Go Down

Topic: Faster SPI on the Zero? (Read 8431 times) previous topic - next topic

scswift

Hi Shawn,

Good work for these optimizations !

Also, even if I think that you found it out, there is a delayMicroseconds(1) in the original Adafruit library for the Oled display, that could be removed without causing any issue.
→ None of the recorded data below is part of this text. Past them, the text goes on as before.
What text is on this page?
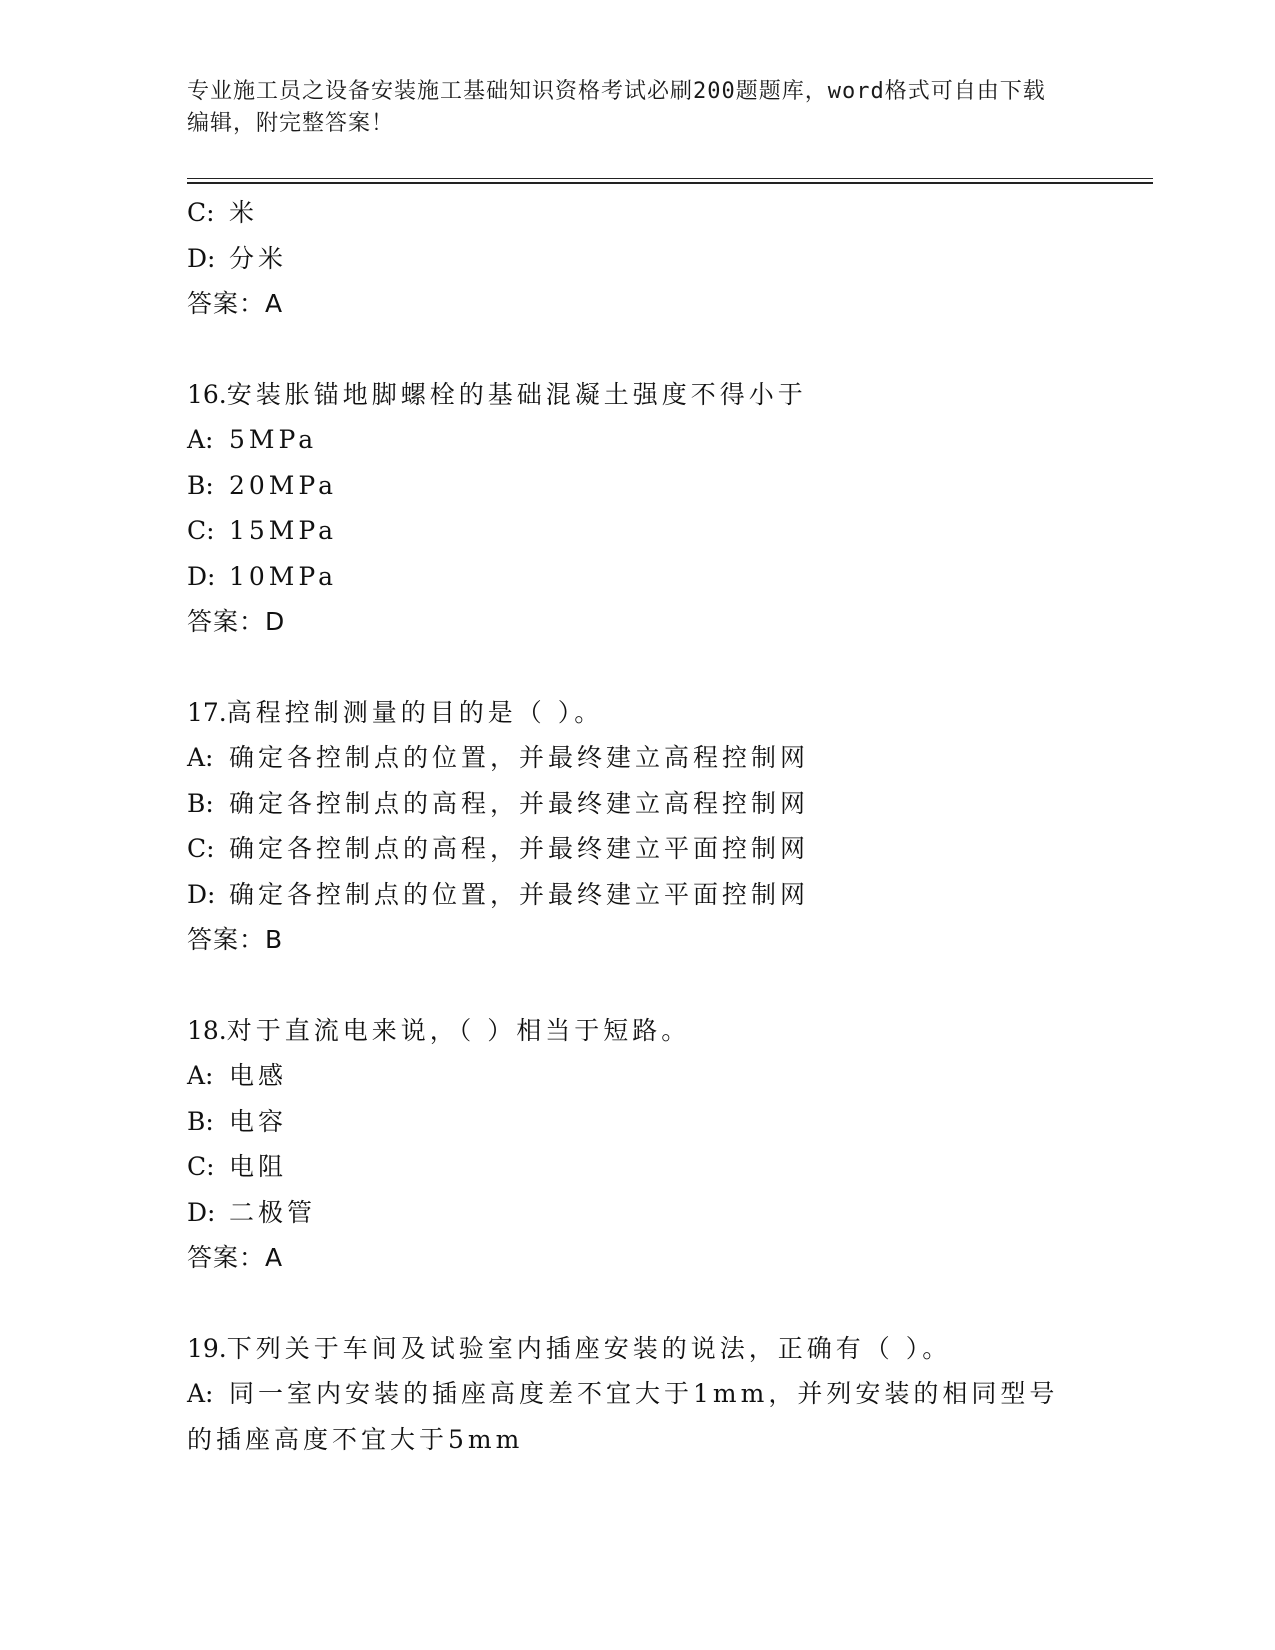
专业施工员之设备安装施工基础知识资格考试必刷200题题库，word格式可自由下载编辑，附完整答案！
C: 米
D: 分米
答案：A
16.安装胀锚地脚螺栓的基础混凝土强度不得小于
A: 5MPa
B: 20MPa
C: 15MPa
D: 10MPa
答案：D
17.高程控制测量的目的是（ ）。
A: 确定各控制点的位置，并最终建立高程控制网
B: 确定各控制点的高程，并最终建立高程控制网
C: 确定各控制点的高程，并最终建立平面控制网
D: 确定各控制点的位置，并最终建立平面控制网
答案：B
18.对于直流电来说，（ ）相当于短路。
A: 电感
B: 电容
C: 电阻
D: 二极管
答案：A
19.下列关于车间及试验室内插座安装的说法，正确有（ ）。
A: 同一室内安装的插座高度差不宜大于1mm，并列安装的相同型号的插座高度不宜大于5mm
You can then simply replace the "spitransfer" calls by "SPI.transfer".
Heh, the delayMicroseconds() was the first thing to go.  That also only would affect the BMP drawing code, if I were in fact using drawPixel as they did in the original example, which was also one of the first things I got rid of.

Here's the code I'm using for the raw image drawing:

Code: [Select]

// This function blits a full screen, raw, 16 bit 565 RGB color image to the display from the SD card.
void rawFullSPI(char *filename) {
 
  File f;
  uint8_t buffer[512]; // Buffer two full rows at a time - 512 bytes.  This is the same the size of an SD card block.
  uint8_t *b, *bmax; // Pointers into the buffer.
 
  // Specify size of region to be drawn.

    tft.writeCommand(SSD1351_CMD_SETCOLUMN);
    tft.writeData(0);
    tft.writeData(127);
   
    tft.writeCommand(SSD1351_CMD_SETROW);
    tft.writeData(0);
    tft.writeData(127);


  // Draw bitmap.
   
    tft.writeCommand(SSD1351_CMD_WRITERAM); // Tell display we're going to send it image data in a moment. (Not sure if necessary.)
    digitalWrite(my_dc, HIGH); // Set DATA/COMMAND pin to DATA.   
   
    f = SD.open(filename); // Open file for reading.
    //f.read(buffer, 512);
   
    for (byte row = 0; row < 128; row+=2) { // 2.79FPS without SPI_FULL_SPEED in SPI.begin, 3.75FPS with it.
     
      f.read(buffer, 512); // Read the next two rows from the card into the image buffer.
      // 2.79FPS when doing this read. 6.42 FPS when not doing this read.  (2.3x as fast)   
      // With new block transfer optimization, 7.15 FPS when doing this read, and 20.18 FPS when not doing this read.
      // The reason the screen goes white when doing this is because the buffer we're using to transmit is also the receive buffer, so it is overwritten on the first go round.
     
      /*
      b = buffer;
      bmax = b+512; // Calcuate when we should stop and read the next two rows.   
     
      digitalWrite(my_cs, LOW); // Tell display to pay attention to the incoming data.
             
      while (b < bmax) { // Write both rows to the display.
        SPI.transfer(*b); // Write low byte.
        b++;
      }
      */

      digitalWrite(my_cs, LOW); // Tell display to pay attention to the incoming data.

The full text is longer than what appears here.